Throughout these post-Tisha B’Av weeks, we have emphasized the point made by Tosafot (Megilla 31b) that the words of consolation and the visions of the future redemption found in these haftarot become increasingly powerful and optimistic with each passing Shabbat. Today’s reading, the sixth of the seven haftarot, does not disappoint us as it opens with the prophet’s call to Israel: “Kumi, Ori,” “Arise! Shine!” as Hashem’s glory will shine upon them.

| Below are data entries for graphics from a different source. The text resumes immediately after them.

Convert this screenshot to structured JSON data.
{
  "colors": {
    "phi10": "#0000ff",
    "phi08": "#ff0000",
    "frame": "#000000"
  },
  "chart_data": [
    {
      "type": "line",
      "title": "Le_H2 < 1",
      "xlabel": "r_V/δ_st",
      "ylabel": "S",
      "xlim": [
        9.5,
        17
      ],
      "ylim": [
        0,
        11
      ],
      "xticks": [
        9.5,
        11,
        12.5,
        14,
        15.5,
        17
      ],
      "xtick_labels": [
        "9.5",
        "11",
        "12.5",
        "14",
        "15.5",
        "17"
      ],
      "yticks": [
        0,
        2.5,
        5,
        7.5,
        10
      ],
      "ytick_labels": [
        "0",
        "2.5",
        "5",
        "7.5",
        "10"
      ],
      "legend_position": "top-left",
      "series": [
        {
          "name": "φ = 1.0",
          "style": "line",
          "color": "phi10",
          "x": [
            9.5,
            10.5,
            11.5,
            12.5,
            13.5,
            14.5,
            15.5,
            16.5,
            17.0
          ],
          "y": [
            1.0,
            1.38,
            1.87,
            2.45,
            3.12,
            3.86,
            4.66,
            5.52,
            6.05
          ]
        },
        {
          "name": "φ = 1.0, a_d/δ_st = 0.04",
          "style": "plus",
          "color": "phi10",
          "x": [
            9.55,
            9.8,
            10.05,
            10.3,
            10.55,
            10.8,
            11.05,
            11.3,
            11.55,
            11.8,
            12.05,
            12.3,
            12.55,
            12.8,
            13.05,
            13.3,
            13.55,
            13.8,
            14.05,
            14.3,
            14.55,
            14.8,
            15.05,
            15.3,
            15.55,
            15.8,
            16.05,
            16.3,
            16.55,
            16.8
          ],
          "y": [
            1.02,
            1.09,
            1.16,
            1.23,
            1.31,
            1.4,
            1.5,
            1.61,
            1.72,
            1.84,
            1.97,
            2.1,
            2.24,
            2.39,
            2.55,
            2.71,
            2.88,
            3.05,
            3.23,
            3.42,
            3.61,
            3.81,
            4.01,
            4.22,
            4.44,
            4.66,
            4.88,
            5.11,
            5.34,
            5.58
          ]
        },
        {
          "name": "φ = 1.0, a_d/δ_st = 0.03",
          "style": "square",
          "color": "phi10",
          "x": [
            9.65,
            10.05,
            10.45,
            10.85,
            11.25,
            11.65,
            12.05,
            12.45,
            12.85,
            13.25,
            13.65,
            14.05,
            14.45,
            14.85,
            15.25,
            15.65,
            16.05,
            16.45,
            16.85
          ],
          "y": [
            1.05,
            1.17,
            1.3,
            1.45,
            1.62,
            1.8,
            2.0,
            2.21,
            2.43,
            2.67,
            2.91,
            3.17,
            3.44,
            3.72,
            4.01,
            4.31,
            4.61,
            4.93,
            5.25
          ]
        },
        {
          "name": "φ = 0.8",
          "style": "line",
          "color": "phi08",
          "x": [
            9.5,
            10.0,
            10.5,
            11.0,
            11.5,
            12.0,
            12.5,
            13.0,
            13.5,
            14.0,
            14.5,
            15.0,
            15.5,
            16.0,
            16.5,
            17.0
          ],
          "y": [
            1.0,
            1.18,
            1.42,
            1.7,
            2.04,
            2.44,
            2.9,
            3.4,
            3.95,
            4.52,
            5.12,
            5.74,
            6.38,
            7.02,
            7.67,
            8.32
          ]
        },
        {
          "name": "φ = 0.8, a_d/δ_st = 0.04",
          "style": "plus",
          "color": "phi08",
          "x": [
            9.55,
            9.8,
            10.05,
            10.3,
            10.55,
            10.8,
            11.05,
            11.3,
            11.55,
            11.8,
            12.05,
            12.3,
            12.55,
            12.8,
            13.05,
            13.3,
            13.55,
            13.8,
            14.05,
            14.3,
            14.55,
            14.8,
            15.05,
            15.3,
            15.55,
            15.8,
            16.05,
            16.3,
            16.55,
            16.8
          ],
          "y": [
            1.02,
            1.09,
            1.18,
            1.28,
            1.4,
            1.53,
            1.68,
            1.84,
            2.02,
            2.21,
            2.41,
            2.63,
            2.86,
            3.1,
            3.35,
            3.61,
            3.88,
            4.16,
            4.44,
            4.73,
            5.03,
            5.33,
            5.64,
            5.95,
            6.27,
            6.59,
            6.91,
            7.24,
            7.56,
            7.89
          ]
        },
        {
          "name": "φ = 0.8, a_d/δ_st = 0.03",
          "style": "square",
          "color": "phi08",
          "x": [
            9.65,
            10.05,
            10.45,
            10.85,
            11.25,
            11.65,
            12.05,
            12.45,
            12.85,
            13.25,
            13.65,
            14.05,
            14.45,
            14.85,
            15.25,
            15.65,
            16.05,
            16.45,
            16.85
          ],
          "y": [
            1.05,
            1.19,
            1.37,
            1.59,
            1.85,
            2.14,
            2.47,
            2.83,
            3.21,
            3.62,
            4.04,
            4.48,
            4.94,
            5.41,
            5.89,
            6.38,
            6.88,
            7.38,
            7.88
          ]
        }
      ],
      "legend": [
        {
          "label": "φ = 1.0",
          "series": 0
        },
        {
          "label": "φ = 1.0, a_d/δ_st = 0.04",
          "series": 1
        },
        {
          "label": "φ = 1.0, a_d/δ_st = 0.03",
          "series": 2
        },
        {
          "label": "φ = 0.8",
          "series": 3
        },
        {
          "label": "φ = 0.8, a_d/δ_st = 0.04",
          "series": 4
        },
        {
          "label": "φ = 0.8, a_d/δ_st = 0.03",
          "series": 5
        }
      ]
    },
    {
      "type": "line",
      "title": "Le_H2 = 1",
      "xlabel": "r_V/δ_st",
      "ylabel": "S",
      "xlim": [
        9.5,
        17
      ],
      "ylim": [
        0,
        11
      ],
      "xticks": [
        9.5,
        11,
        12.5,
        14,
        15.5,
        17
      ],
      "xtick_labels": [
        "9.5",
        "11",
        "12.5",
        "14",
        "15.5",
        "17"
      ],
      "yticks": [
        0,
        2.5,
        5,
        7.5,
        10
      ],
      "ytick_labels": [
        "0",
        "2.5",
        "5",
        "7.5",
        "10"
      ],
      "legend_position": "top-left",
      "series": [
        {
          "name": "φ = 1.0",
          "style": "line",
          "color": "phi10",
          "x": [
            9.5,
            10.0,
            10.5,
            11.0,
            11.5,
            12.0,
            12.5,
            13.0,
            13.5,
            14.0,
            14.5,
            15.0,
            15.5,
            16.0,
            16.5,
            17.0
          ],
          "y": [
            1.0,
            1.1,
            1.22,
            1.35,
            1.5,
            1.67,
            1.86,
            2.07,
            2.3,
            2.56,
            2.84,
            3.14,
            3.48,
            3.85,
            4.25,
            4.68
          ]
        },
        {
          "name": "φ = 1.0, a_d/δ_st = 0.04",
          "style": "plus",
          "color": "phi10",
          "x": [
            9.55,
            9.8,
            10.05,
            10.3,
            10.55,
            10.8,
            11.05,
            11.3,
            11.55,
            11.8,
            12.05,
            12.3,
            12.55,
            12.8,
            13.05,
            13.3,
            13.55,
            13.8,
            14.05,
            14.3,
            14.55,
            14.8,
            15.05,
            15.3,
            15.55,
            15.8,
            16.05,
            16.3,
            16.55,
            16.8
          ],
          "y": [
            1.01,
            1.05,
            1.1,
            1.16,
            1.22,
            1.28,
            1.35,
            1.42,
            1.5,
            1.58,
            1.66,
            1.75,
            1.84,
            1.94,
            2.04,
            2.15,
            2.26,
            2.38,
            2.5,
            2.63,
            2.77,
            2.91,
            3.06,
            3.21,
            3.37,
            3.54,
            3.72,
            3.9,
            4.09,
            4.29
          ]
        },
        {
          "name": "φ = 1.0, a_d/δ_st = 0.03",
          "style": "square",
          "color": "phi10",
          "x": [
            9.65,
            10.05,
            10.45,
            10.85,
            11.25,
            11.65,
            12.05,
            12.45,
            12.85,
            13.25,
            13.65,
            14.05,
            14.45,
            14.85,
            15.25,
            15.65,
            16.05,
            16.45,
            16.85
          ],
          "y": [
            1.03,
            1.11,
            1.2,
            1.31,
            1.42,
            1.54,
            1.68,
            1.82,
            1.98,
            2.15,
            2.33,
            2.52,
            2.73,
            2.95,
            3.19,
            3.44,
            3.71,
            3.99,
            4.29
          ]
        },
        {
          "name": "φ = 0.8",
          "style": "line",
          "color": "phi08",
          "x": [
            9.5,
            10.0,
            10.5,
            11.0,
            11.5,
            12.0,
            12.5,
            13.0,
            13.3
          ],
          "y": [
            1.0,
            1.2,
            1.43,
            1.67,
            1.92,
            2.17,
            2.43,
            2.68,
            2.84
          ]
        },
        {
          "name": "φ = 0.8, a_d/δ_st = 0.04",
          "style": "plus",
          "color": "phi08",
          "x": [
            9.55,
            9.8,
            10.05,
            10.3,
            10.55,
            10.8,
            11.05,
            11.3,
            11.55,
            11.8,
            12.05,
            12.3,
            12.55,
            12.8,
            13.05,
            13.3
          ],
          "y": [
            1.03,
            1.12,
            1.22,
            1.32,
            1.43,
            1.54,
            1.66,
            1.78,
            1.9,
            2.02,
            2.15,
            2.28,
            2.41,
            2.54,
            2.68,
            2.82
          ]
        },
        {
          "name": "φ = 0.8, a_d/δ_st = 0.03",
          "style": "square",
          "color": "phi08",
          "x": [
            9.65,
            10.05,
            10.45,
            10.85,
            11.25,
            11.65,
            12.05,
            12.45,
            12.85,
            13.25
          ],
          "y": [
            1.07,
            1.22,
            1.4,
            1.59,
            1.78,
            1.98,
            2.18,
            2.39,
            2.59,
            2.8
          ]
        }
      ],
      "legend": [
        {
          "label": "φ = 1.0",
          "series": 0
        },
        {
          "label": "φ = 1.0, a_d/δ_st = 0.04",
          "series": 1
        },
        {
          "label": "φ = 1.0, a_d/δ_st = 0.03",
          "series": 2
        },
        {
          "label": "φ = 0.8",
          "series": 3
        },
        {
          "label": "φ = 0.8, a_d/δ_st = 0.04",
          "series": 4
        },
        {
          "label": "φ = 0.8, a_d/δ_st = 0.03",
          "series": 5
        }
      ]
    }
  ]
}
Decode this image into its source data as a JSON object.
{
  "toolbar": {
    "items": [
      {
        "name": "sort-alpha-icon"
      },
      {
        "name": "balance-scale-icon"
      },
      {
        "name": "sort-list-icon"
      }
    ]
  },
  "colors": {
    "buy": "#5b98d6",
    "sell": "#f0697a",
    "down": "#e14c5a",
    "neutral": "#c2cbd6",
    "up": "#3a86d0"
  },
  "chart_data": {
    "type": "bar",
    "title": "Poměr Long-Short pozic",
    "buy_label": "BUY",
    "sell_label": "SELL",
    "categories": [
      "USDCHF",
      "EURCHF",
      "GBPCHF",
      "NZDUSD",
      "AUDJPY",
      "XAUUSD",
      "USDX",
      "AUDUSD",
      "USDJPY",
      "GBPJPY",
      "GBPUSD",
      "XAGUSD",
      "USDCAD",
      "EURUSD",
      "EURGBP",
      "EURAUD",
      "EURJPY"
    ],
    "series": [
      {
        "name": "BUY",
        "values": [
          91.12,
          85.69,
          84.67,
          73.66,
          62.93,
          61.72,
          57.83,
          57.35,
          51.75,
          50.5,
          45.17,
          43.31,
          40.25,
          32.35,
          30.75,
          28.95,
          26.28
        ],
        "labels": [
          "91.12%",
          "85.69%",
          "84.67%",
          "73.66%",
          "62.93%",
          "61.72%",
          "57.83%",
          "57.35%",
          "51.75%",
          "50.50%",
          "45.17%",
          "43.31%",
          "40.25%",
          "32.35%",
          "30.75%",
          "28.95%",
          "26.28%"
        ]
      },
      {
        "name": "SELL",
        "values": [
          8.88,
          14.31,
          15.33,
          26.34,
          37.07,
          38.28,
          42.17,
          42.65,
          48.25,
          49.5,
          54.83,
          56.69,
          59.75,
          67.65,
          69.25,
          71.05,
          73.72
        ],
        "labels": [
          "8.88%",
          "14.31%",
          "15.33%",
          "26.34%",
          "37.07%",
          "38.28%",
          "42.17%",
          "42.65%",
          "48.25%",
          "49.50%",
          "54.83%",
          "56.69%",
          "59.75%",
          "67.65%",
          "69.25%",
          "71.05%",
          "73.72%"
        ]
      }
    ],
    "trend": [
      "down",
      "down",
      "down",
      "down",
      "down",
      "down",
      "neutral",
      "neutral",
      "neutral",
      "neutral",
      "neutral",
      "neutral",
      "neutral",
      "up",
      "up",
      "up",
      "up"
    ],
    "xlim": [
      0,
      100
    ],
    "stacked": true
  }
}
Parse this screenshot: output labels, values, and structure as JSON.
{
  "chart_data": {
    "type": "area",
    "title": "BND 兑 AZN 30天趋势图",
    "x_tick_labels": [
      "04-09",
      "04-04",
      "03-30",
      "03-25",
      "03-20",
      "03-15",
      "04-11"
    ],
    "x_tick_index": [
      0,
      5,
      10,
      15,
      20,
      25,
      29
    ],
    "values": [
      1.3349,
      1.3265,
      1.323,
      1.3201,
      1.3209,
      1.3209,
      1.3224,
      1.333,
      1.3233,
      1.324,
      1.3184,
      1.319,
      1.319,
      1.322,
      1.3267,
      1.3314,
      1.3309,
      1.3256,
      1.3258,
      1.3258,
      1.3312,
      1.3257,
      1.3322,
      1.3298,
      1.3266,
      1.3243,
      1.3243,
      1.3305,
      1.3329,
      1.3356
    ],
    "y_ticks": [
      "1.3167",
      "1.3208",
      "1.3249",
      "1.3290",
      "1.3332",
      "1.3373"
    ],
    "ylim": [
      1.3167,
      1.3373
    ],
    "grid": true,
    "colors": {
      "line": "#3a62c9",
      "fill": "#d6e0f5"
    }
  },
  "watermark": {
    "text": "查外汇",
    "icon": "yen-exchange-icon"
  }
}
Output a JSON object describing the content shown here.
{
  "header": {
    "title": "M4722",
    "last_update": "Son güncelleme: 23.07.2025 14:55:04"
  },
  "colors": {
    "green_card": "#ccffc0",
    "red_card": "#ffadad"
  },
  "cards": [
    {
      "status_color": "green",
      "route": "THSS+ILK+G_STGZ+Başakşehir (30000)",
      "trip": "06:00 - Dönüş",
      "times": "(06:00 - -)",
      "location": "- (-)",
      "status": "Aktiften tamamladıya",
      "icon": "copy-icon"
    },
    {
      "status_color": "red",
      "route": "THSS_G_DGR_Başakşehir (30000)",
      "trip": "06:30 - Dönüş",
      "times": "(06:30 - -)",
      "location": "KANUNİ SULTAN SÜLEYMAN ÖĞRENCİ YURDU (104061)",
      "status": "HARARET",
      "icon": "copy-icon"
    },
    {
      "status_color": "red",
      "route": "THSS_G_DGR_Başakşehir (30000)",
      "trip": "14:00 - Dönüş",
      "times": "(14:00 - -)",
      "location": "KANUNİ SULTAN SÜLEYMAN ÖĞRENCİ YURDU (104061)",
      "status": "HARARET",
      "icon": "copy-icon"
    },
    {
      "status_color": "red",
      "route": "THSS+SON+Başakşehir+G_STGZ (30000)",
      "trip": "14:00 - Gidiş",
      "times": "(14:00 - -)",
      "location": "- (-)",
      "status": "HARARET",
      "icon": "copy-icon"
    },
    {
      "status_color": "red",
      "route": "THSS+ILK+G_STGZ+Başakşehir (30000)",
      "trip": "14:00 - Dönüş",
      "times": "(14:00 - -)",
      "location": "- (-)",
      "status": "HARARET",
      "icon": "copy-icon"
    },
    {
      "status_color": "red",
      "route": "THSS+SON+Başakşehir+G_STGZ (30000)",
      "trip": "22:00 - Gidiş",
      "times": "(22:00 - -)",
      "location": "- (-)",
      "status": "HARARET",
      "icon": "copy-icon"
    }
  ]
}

So much of Chazal’s view of the geula is based upon the description found in this perek. We read of shivat tziyon, the vision of a massive return of the Jews to the land, shibud galuyot, Israel’s mastery over those enemies who look to destroy her as well as their declaration that Tziyon is the Holy City of Hashem. Additionally, Yeshayahu assures the nation that, together with the spiritual awakening, there will come an economic recovery as well, a promise expressed in the words “Tachat hanechoshet avi zahav…” “In place of the copper I shall bring gold and in place of iron I will bring silver…”

Perhaps the most moving part of the haftarah is found in its final words as God proclaims: “Ani Hashem,” “I am God,” “b’itah achishena,” “In its time, I will hasten it.” These last two words are understood by the Talmud in Sanhedrin (98a) as describing two possibilities regarding the arrival of the Mashiach, either “in its time” or “I will hasten it.” The rabbis explain that if we fail to do teshuva, and thereby do not deserve redemption, then “b’itah”—we will have to wait until its “proper time”; but if we do respond to God’s demands, if we heed the prophets’ warnings and improve our ways, then “achishena,” Hashem will hasten his arrival, even before its “proper time.”

The Talmudic interpretation is fully understandable, in light of the place and time where and when they were written. Jews were living in the exile of Bavel, often under the oppressive rule of the Persians and later the Romans. The rabbinic interpretation made up a hopeful message to the Diaspora that they could hasten the arrival of the Mashiach and it served as a call to return to God as well—an especially timely message this time of year.

But it is the simple translation of this phrase that speaks to our generation quite powerfully. “In its time,” when God decides that it is the time for Mashiach, “I will hasten it.” He will not delay but will usher in the era quickly. We stand as witnesses to the dizzying speed of impactive, even world-changing, events that have redefined our history over these past 100 years. We have marched from defenseless victims, dependent upon an often heartless world who watched as one third of our people were slaughtered, to a strong, independent existence, as a state whose medical, technological, military and economic success is the envy of the world.

“Kumi, Ori.” It is certainly a time for us to realize how Hashem is hastening our redemption! It is truly a time for us to arise and shine!

By Rabbi Neil N. Winkler

 Rabbi Neil Winkler is the rabbi emeritus of the Young Israel of Fort Lee and now lives in Israel.